Contudo, o Memorando de Entendimento deveria ter ido mais longe em dois planos:
• No que concerne aos especialistas a contratar e à exigência de implementação das medidas que sugiram;
• Em relação às recomendações das autoridades reguladoras nacionais sobre políticas de concorrência. A escolha dos “especialistas internacionais” não deverá ser deixada ao livre arbítrio de Portugal. Os seus nomes devem ser propostos por Portugal, com possibilidade de veto pelo FMI/EU/BCE. Só assim fica garantido que o relatório a elaborar satisfaz os fins últimos que se propõe atingir. Não fica claro na leitura do acordo que será este o caso.
Adicionalmente, embora esteja de algum modo implícito que as recomendações deste relatório serão em larga medida implementadas por Portugal, teríamos preferido que tal implementação fosse a priori integralmente vinculativa, só não o sendo em caso de acordo entre Portugal e o FMI/EU/BCE.
Mais importante ainda, as recomendações sobre questões de concorrência que autoridades reguladoras nacionais entendessem por bem fazer, deveriam ser sujeitas automaticamente a “escrutínio legislativo”, forçando a sua avaliação pelos órgãos de soberania com poderes para converter tais recomendações em lei. Uma das funções fundamentais das autoridades reguladoras nacionais é fazer recomendações sobre questões de concorrência (a Autoridade da Concorrência já as faz). Mas se tais recomendações não passarem por escrutínio legislativo, não passarão disso mesmo: recomendações, sem efeito prático. Como diria qualquer economista… nesse caso geraram custos (de concepção e elaboração) sem gerarem benefícios de implementação.
Note-se ainda que o Memorando opta por manter um oligopólio legal – o das farmácias – preferindo extrair algumas das rendas (lucros anormais) geradas pelo sector para as converter em receita do Estado. Não deixa de ser curioso verificar que neste caso, a preocupação (de curto e médio prazo) de obtenção de receita se sobrepôs ao imperativo de assegurar, por exemplo, a livre entrada no sector, de modo a induzir concorrência em preço na venda de medicamentos. Teríamos preferido que – mesmo que esta fosse a solução de curto e médio prazo – ela fosse imposta de par com a exigência do redesenho da regulação do sector, de modo a promover a sua normalização concorrencial.
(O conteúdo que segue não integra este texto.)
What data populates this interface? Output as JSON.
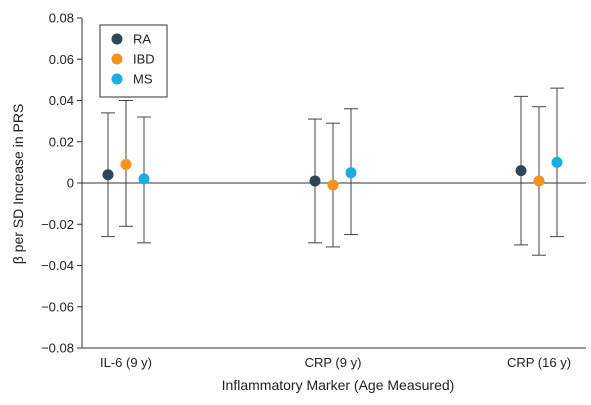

Talvez porque as questões de concorrência e regulação são muito jovens no nosso país, os portugueses tendem a subestimar muitíssimo o contributo que a concorrência entre empresas pode dar para o bem-estar social, quer estaticamente (sob a forma de preços mais baixos e melhor qualidade dos produtos e dos serviços presentes no mercado), quer do ponto de vista dos ganhos de eficiência e inovação que a concorrência dinamicamente gera.
Por tudo isto, teria sido desejável que o Memorando de Entendimento fosse mais longe do que efectivamente foi.